ChatGPT is an extremely successful consumer product. Looking at Search traffic alone indicates they clearly have large brand value. Usage doesn't just depend on just benchmarks for most consumers.
Well now that the Donald is running the US and is about to cut subsidies for electric vehicles, add tariffs to aluminum and steel, now maybe the markets may see the light, I am not holding my breath though.
If all cars are more expensive, and all manufacturers have lower margins Tesla will have lower margins too. For the stock price the competition won't be other car manufacturers but other industries.
It would be a "subsiding tide lowers all boats" kind of thing.
I've been thinking, when I younger and living in the UK, all sorts of things (including some with the word "tax" in them) were denounced by the local right wing as "stealth taxes".
Trump is talking about tariffs as if they're a tax on non-Americans, but they're paid for by Americans who import stuff, which is basically all Americans given where your oil, aluminium, and steel come from.
Just because costs are higher for its competition doesn't mean that people are going to be buying more Teslas. Last I checked, Tesla was already down 40-60% in sales at its major European markets. They're getting absolutely slaughtered by BYD in China.
I mean as long as people are still buying cars, Tesla becomes more cost competitive. But in the short run it's not for consumers as much as it is for investors.
You may be right that Tesla will struggle internationally and the car market as a whole will struggle in USA
That comparison also shows that a recognizable brand alone can easily be worth more than 100 billion; Coca-Cola also has competition that offers similar products and zero tech advantage, but they still managed to keep their number one spot for decades.
Two bets with the same expected value can have wildly different variance.
The OpenAI bet is clearly that they build AGI and become the worlds first $10T company. At this valuation you only need to think it’s P > 0.1 for it to be a reasonable bet.
The choice is not between that. It's between which of the two businesses can deliver outsized growth & returns back to the investor in their time horizon.
OpenAI's real moat is all in their know-how about developing LLM architectures and training them. That stuff can be expected to be very hard to replicate, no matter how hard anyone tries. The best case for OpenAI is actually if the DeepSeek R1 improvements are genuine, and OpenAI can adopt them to make their upcoming models even more capable than they would be otherwise.
Start with China spending ~$2 billion to start DeepSeek by training in on OpenAIs outputs, and more to falsely claim it was an independent operation on only a $5million [0] . It did initially create a problem in the markets, and put out a bunch of bad assumptions. But the mere effort put in to undermine it shows it is in the front — OpenAI is the one out front with the target on it's back.
Will OpenAI be brought down? Maybe. But they do have the lead, and are running like they mean to keep it. The future is not yet written.
What’s the conversion rate on any single typical ad hosted by Google? Yet it all adds up to make a lot of money, for Google and (presumably) the advertisers.

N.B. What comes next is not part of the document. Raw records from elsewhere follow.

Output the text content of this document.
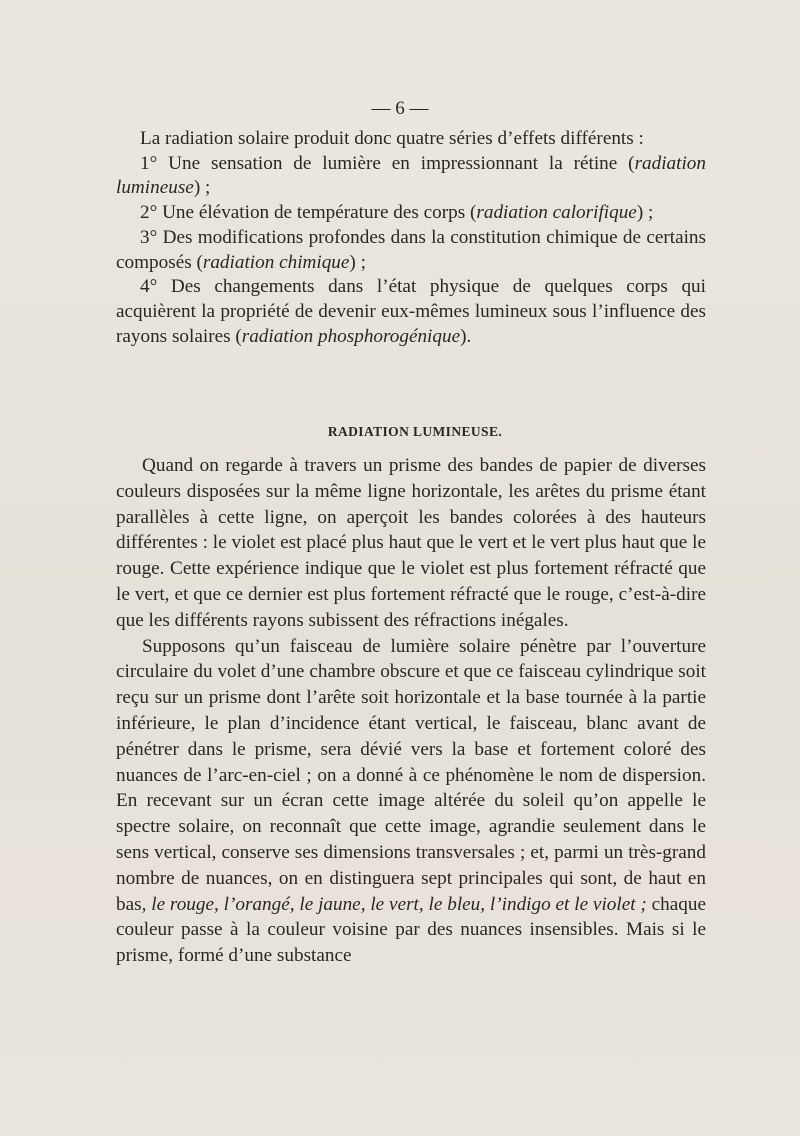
— 6 —

La radiation solaire produit donc quatre séries d’effets différents :

1° Une sensation de lumière en impressionnant la rétine (radiation lumineuse) ;

2° Une élévation de température des corps (radiation calorifique) ;

3° Des modifications profondes dans la constitution chimique de certains composés (radiation chimique) ;

4° Des changements dans l’état physique de quelques corps qui acquièrent la propriété de devenir eux-mêmes lumineux sous l’influence des rayons solaires (radiation phosphorogénique).

RADIATION LUMINEUSE.

Quand on regarde à travers un prisme des bandes de papier de diverses couleurs disposées sur la même ligne horizontale, les arêtes du prisme étant parallèles à cette ligne, on aperçoit les bandes colorées à des hauteurs différentes : le violet est placé plus haut que le vert et le vert plus haut que le rouge. Cette expérience indique que le violet est plus fortement réfracté que le vert, et que ce dernier est plus fortement réfracté que le rouge, c’est-à-dire que les différents rayons subissent des réfractions inégales.

Supposons qu’un faisceau de lumière solaire pénètre par l’ouverture circulaire du volet d’une chambre obscure et que ce faisceau cylindrique soit reçu sur un prisme dont l’arête soit horizontale et la base tournée à la partie inférieure, le plan d’incidence étant vertical, le faisceau, blanc avant de pénétrer dans le prisme, sera dévié vers la base et fortement coloré des nuances de l’arc-en-ciel ; on a donné à ce phénomène le nom de dispersion. En recevant sur un écran cette image altérée du soleil qu’on appelle le spectre solaire, on reconnaît que cette image, agrandie seulement dans le sens vertical, conserve ses dimensions transversales ; et, parmi un très-grand nombre de nuances, on en distinguera sept principales qui sont, de haut en bas, le rouge, l’orangé, le jaune, le vert, le bleu, l’indigo et le violet ; chaque couleur passe à la couleur voisine par des nuances insensibles. Mais si le prisme, formé d’une substance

Indeed it matters. A popular website is only financially valuable if the site owner runs ads on it, as Google does. Without ads, ChatGPT's consumer business model is not much different from WinRAR with its soft 60-day trial period. Sure, some % of its users upgraded to the full thing. Everybody else had humbler use cases covered by the free functionality (the 60-day expiry was famously not enforced).

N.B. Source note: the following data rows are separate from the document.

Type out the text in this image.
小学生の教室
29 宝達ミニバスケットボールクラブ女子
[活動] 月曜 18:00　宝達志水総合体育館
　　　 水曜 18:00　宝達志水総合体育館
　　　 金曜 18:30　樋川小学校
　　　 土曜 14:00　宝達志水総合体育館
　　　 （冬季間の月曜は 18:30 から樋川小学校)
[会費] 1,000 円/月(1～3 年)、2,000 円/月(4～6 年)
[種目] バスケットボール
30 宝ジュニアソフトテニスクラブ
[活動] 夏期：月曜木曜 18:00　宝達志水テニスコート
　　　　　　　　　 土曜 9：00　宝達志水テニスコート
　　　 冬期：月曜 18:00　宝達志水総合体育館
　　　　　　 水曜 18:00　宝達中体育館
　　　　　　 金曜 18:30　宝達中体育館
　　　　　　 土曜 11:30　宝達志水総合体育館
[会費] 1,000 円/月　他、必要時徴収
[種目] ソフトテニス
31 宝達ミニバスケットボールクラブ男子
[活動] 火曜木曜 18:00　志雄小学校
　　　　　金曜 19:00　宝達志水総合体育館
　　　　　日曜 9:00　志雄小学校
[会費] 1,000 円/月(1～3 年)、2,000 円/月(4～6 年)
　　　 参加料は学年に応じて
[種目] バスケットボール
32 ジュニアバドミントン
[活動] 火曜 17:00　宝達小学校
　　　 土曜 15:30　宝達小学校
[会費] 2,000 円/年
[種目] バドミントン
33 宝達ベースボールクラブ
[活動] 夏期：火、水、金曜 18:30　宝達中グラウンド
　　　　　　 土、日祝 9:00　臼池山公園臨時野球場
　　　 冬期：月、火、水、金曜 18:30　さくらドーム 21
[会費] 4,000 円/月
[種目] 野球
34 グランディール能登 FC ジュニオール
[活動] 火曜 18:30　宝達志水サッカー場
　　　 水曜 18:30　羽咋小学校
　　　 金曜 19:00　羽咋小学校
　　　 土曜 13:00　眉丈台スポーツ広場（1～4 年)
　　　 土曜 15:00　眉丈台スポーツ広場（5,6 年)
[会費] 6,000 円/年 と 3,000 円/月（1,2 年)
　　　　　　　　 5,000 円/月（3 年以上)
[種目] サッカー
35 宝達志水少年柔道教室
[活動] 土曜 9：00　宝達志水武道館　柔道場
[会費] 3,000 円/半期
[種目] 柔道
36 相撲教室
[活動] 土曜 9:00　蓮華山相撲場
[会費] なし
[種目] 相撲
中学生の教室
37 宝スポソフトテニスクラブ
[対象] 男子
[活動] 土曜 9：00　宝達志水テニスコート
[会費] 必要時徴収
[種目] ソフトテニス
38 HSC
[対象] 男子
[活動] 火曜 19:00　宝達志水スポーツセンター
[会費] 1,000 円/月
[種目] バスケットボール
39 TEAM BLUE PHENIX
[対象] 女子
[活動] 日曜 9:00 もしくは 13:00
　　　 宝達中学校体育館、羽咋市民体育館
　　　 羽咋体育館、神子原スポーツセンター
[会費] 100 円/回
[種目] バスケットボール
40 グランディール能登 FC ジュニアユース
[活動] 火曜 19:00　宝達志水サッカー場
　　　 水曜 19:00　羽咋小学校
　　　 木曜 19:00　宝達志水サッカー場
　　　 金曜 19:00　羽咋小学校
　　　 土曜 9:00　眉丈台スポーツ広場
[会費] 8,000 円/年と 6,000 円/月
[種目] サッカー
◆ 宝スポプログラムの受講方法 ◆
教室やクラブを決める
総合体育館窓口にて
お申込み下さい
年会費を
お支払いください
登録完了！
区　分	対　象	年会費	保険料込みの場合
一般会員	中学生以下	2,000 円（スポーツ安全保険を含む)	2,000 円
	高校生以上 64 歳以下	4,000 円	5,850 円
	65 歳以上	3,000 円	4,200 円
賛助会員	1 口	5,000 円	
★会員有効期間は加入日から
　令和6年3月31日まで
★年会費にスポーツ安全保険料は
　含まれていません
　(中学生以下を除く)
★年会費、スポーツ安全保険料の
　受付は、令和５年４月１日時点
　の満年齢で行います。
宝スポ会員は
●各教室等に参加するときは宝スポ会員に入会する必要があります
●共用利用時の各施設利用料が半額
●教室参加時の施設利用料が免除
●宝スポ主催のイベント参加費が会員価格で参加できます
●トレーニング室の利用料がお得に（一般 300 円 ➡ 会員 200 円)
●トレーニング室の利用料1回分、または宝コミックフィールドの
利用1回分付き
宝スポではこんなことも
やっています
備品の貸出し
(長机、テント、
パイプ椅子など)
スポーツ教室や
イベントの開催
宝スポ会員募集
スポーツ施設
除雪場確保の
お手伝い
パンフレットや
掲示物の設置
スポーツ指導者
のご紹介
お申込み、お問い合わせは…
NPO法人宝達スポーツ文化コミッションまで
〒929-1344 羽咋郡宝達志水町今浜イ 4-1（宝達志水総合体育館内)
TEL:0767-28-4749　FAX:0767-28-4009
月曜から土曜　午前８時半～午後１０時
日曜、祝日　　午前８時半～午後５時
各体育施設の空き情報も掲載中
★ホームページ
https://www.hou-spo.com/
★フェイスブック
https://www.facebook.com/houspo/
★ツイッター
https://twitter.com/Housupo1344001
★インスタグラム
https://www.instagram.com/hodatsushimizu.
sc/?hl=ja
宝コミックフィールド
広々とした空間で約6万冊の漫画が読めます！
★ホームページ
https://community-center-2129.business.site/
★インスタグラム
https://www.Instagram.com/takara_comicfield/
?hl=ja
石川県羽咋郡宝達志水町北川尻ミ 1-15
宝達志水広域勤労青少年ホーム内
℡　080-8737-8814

Once zip/unzip technology became commodified (either by being baked into the OS or open-sourced as happened with 7zip), paid 3rd party tools were no longer needed and WinRAR's business disappeared.

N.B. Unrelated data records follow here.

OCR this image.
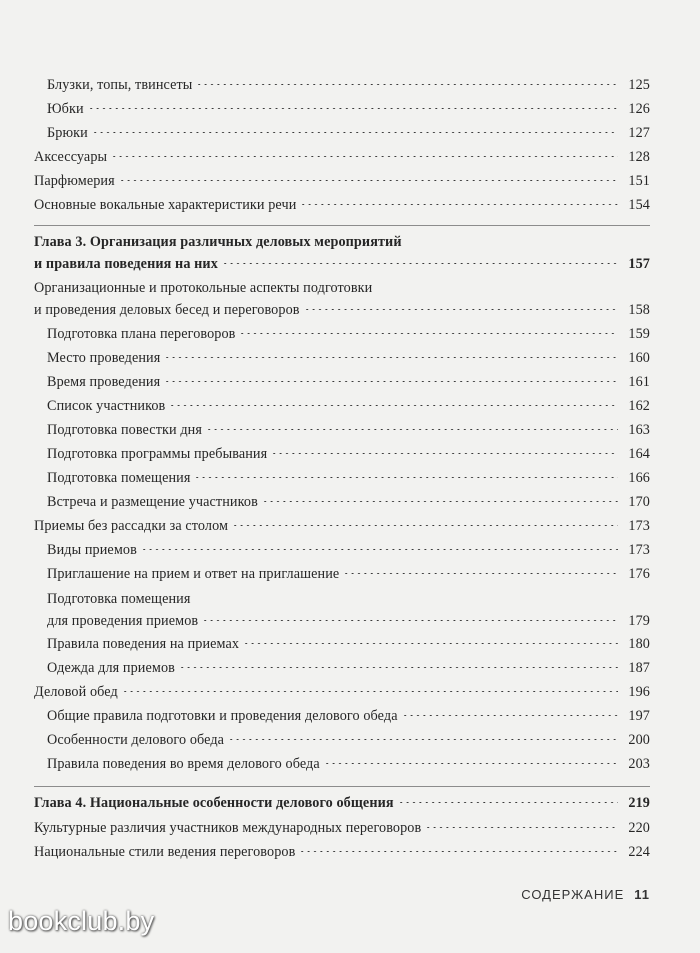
Блузки, топы, твинсеты	125
Юбки	126
Брюки	127
Аксессуары	128
Парфюмерия	151
Основные вокальные характеристики речи	154
Глава 3. Организация различных деловых мероприятий
и правила поведения на них	157
Организационные и протокольные аспекты подготовки
и проведения деловых бесед и переговоров	158
Подготовка плана переговоров	159
Место проведения	160
Время проведения	161
Список участников	162
Подготовка повестки дня	163
Подготовка программы пребывания	164
Подготовка помещения	166
Встреча и размещение участников	170
Приемы без рассадки за столом	173
Виды приемов	173
Приглашение на прием и ответ на приглашение	176
Подготовка помещения
для проведения приемов	179
Правила поведения на приемах	180
Одежда для приемов	187
Деловой обед	196
Общие правила подготовки и проведения делового обеда	197
Особенности делового обеда	200
Правила поведения во время делового обеда	203
Глава 4. Национальные особенности делового общения	219
Культурные различия участников международных переговоров	220
Национальные стили ведения переговоров	224
СОДЕРЖАНИЕ 11
bookclub.by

As more advanced AI features get bundled into apps that users are already using like Google Search, FB, etc. there will be less incentive to have a separate ChatGPT subscription (even if it's slightly better, it won't matter to most people).
How much of that community would jump ship on change of ownership? Not that Altman is any better than Musk but Musk has certainly created a more negative publicity about himself recently and thus more distrust or people of certain political stripes unwilling to use his products (scientific community probably leans that direction).